LONDON: World oil prices nudged lower Thursday before a key US snapshot of crude stockpiles, one day after striking 12 year lows on abundant global supplies.
In midday deals in London, Brent North Sea crude for delivery in March slid 21 cents to $27.67 per barrel compared with the close on Wednesday.
US benchmark West Texas Intermediate (WTI) for March dipped 34 cents to $28.01 a barrel.
Expectations that the US Energy Information Administration (EIA) will later report another increase in the country's commercial crude stockpiles weighed down on sentiment, analysts said.
"There is still no end in sight to the nose-diving prices on the oil market," said Commerzbank analyst Carsten Fritsch.
Rising inventories in the world's biggest oil consuming nation would deepen a global supply glut that has plagued the market.
The weekly EIA inventories report is due for publication one day later than normal owing to a US public holiday on Monday.
Traders were also on edge ahead of Thursday's upcoming interest rate decision from the European Central Bank.
So far this year, oil has taken a hammering, with both main contracts already down about one quarter in value.
The commodity crashed further on Wednesday, with Brent striking $27.10 -- last seen in early November 2003.
And WTI struck $26.19 -- a level witnessed in May of the same year.

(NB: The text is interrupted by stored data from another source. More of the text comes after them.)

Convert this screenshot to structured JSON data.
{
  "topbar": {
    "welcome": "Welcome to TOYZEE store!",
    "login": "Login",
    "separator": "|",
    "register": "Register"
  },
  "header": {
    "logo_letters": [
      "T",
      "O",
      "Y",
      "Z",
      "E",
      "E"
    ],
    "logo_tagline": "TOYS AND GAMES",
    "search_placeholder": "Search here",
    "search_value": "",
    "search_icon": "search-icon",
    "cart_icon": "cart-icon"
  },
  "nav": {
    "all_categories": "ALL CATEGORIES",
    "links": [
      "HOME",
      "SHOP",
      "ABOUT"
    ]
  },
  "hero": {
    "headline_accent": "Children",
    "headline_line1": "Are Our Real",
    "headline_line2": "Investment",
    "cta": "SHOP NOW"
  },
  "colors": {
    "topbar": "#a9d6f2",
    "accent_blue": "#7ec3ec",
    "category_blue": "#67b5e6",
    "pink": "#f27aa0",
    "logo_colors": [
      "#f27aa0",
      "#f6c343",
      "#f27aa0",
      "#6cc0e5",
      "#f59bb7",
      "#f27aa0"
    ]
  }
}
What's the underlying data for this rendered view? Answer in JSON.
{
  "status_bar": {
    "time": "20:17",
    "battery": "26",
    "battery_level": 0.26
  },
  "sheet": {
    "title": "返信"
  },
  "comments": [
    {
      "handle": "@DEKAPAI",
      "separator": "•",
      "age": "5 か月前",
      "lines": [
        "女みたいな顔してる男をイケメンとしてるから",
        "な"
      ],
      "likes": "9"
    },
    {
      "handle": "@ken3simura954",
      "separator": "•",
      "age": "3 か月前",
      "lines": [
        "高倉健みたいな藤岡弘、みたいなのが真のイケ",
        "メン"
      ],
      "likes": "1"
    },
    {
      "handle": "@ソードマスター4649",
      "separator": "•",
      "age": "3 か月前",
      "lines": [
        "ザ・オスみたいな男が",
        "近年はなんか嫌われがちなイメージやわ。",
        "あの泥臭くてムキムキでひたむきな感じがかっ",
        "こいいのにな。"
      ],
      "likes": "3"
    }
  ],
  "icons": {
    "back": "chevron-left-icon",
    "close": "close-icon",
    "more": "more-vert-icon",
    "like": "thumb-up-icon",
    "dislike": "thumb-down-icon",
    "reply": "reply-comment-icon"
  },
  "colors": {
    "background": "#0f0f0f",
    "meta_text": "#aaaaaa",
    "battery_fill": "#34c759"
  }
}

After a calamitous start to the year, oil prices have crumbled further this week after the International Energy Agency (IEA) warned that the market could "drown in oversupply", with the return of Iranian crude after the lifting of Western sanctions offsetting any output cuts from other countries.
Oil was slammed also by plunging global stock markets and a gloomy International Monetary Fund downgrade to world economic growth.
Since mid-2014, meanwhile, prices have collapsed by about 75 percent, hit by a perfect storm of a supply glut, weak demand, a slowing global economy and a strong dollar.